Она прогромыхала каблуками к выходу. Громко хлопнула дверь.
Блин, расскажешь такое кому-нибудь — не поверят же!
Как ни крути, а настроение было испорчено. Эх, а день так хорошо начинался!
С утра я позавтракала омлетом, приготовленным Валентиной Николаевной. Она уже несколько дней, как приехала, и сразу вписалась в нашу семью — как стандартной высоты книга на полке. Ни мне, ни Ритке абсолютно не мешала, наоборот — облегчала наш быт. Любила хлопотать по хозяйству, ходила с дедом в магазин, помогая выбирать продукты. Теплыми вечерами они вместе сидели во дворе на лавочке или дома перед телевизором.
Дед к ее приезду купил диван у соседей — тех самых, которые летом выдали свою дочь замуж. Дочери с зятем теперь требовалась двухспальная кровать, и диван, почти новый, они нам сбагрили по сходной цене.
Даже приходя вечерами к деду поговорить, я не испытывала неудобства оттого, что в комнате была теперь Валентина Николаевна. Она активно участвовала во всех наших проблемах, ни к чему не оставаясь равнодушной. Частенько давала дельные советы, делилась историями из своей жизни.
Я была рада за деда. Ведь рано или поздно вернется Дима, и я уеду из этого дома, возможно, вместе с Риткой. Вадим, само собой, переедет на Шошина. Так пусть хотя бы отец Альбины один не останется.
Единственное огорчение — дед отдал за диван часть пенсии, и я на радостях отстегнула ему часть своей зарплаты на продукты. Потом, конечно, поняла, что погорячилась. Оставалось утешать себя тем, что это вполне справедливо. А то привыкла на всем готовом.
Ритка тоже меня на днях несказанно обрадовала — ее приняли сразу в третий класс музыкальной школы. И это был успех. Не зря все же она столько старалась, посещая платные занятия с Машей.
Маша и Володька — вот кто нас продолжал беспокоить.
— Что-то от них ни слуху ни духу, — удивлялся дед, — не звонят, не приходят.
— Значит, у них все хорошо, — успокаивала я, — как проблемы были, так бегали сюда чуть ли не каждый день.
— Сам позвони, — подсказывала Валентина Николаевна.
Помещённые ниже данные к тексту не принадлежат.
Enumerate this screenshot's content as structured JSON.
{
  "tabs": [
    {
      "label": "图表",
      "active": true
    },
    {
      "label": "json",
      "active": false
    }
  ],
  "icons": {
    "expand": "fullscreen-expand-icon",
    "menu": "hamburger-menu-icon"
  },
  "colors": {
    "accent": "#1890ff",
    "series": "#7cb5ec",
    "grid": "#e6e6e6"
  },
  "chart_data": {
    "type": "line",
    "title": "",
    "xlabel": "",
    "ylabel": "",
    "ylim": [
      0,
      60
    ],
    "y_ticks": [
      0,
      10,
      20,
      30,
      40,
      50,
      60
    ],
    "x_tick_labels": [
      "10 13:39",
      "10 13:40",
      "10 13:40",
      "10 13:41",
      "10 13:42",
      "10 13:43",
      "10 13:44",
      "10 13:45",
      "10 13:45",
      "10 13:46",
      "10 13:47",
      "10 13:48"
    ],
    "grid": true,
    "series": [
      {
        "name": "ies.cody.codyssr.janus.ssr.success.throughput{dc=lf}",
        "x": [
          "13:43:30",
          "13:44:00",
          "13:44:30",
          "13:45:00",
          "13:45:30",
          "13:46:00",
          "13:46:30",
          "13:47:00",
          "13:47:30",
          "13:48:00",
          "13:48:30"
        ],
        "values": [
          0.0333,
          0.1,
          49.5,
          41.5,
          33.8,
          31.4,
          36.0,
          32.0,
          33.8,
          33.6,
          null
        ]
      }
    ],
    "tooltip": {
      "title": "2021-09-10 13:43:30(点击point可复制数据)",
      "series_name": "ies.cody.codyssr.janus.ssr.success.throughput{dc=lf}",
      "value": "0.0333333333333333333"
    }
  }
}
— Так у них телефонов нет.
Слава Богу, неприятная тетка больше не приходила. Нормальные посетители — те да, были. Отработав день, я приехала домой. Ритка с дедом гуляли во дворе, но я не стала к ним присоединяться. Хотелось скорее поужинать и заняться вязанием.
— Добрый вечер, — дверь мне открыла Валентина Николаевна — в домашнем спортивном костюме, в переднике и с вафельным полотенцем через плечо. — А я как раз фаршированные перцы приготовила.
Только я села ужинать — звонок в дверь. Мы с Валентиной Николаевной переглянулись. Кого это принесло? Дед с Риткой сами бы дверь открыли.
На пороге стояла полная женщина в очках и светлом летнем плаще, с прической «бабетта».
— Добрый вечер, — произнесла она хорошо поставленным голосом, — могу я войти?
— Представьтесь, пожалуйста, — попросила Валентина Николаевна.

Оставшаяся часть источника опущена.